But, clasping thee as mortal passion clasps

Bosom to Bosom, let my being thus

Assure itself, and thine.”

Taylor’s Deukalion.

After a few weeks spent in and about that pleasant city, to which he was destined to return and claim his bride, and in which he was to pass many of the sweetest days of his life, he journeyed to London. There he made his arrangements for a trip into China, and hastened away to Gibraltar.

On the 6th of November he left the great rock and took passage in a steamer for Cadiz, in Spain. There he walked the streets three thousand years old, and wherein, it is said, that Hercules strode. Yet there is but little now to be seen that would remind one of antiquity. He noticed, however, the beautiful and graceful women. From Cadiz he went by boat up the Guadalquiver River to the pretty town of Seville. There were the old Moorish houses; there the massive Cathedral; there the Saracenic palace of Alcazar, with all its porches, galleries, arches, and sculptures; there was the palace called Pilate’s House, with its decorations from Arabia, and inscriptions from the Koran; and there was the museum containing Murillo’s best paintings.

But it requires only a short time to visit all the attractions of Seville, and Mr. Taylor soon proceeded to Granada. In nearly all the cities which he visited he was reminded, directly or indirectly, of the visit of his friend, Washington Irving. He found the same guides, or lodged at the same hotel, or visited some celebrated locality of which Irving had written.

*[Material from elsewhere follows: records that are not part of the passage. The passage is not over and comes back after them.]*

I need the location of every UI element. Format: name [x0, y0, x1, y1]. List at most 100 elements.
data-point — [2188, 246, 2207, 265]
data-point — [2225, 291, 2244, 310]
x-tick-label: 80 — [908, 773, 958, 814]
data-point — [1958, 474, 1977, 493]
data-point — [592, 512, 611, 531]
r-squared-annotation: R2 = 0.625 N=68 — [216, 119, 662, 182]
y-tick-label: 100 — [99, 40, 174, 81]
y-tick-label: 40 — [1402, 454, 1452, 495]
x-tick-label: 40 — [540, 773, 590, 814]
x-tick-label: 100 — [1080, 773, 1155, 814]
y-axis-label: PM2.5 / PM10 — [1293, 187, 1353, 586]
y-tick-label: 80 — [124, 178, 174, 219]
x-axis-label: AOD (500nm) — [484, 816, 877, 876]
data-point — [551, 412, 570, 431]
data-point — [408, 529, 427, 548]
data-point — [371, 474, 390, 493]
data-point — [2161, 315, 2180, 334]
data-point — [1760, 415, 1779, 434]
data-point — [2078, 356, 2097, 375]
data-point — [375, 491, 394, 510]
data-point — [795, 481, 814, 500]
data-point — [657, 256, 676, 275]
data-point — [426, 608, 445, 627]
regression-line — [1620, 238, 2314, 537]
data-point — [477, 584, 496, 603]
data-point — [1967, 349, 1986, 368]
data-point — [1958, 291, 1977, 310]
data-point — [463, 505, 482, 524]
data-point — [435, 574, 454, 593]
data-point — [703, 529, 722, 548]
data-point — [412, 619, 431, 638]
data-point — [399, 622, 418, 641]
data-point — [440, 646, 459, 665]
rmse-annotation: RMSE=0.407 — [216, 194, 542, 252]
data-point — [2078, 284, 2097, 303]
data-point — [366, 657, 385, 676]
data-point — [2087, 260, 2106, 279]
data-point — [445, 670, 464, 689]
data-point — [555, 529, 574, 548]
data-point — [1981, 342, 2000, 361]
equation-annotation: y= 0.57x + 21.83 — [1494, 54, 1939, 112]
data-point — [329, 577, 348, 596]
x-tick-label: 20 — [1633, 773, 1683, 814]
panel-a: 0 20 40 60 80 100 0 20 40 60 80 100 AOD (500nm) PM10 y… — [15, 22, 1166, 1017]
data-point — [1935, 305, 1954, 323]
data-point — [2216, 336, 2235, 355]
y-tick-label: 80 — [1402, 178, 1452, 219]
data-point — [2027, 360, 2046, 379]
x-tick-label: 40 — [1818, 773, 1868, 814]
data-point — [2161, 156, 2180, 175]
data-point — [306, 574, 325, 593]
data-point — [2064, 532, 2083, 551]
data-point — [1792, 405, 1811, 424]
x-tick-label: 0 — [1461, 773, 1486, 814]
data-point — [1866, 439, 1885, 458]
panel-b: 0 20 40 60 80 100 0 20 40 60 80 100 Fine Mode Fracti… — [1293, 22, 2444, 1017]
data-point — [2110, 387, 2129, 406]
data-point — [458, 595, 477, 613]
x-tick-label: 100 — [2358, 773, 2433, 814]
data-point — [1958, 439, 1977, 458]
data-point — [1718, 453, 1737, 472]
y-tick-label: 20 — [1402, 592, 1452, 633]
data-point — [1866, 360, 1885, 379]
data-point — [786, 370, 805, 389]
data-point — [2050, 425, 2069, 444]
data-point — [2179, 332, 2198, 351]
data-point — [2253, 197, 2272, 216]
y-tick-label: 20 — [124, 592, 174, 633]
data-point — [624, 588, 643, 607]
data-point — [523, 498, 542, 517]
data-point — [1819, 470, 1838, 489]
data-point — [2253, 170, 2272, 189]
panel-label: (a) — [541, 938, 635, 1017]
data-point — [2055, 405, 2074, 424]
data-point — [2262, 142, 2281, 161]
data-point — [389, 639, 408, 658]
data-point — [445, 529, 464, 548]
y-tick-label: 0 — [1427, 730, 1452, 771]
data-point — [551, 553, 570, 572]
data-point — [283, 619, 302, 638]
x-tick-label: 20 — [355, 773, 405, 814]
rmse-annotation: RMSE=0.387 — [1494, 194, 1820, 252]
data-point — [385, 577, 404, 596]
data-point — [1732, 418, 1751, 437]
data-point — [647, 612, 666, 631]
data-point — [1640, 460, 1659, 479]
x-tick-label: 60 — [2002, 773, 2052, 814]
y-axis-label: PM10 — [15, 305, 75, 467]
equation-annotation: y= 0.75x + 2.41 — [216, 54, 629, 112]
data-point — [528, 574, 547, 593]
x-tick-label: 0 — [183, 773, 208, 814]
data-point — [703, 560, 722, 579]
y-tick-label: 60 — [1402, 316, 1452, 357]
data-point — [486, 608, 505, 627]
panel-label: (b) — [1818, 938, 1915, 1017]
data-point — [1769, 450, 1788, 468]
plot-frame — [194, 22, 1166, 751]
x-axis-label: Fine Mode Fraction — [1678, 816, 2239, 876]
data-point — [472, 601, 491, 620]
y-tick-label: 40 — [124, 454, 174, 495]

In Granada was the celebrated fortress of Alhambra, which was captured from the Moors by the troops of Ferdinand and Isabella the same year that Columbus discovered America; there was the palace of Charles V.; there the Carthusian convent, the Monastery of St. Geronimo, and there the cathedral with the remains of Ferdinand and Isabella. He made a hasty trip to Cordova and its ancient Moslem mosque. Then, visiting Alhama, Malaga, and Ronda, he returned hastily to Gibraltar and examined the renowned fortress, said to be the strongest citadel in the world.

In that somewhat hasty view of Southern Spain he obtained much valuable information and an experience which often served him in his literary work as a writer for the public press. Southern Spain and Southern France, next to Rome itself, are replete with warlike and romantic associations. Gauls, Romans, Moors, and Spaniards, have made nearly every plain a battle-field; and the toppling walls of the ancient towers and palaces tell of the fiercest contests, the most terrible inquisitions, and the narrowest of narrow escapes. Song and story in prose and rhyme have combined in every form to make the land attractive, and it is a matter of deep regret that Mr. Taylor, who was so capable of developing all these characteristics, had not more time in which to visit them and write out his experience.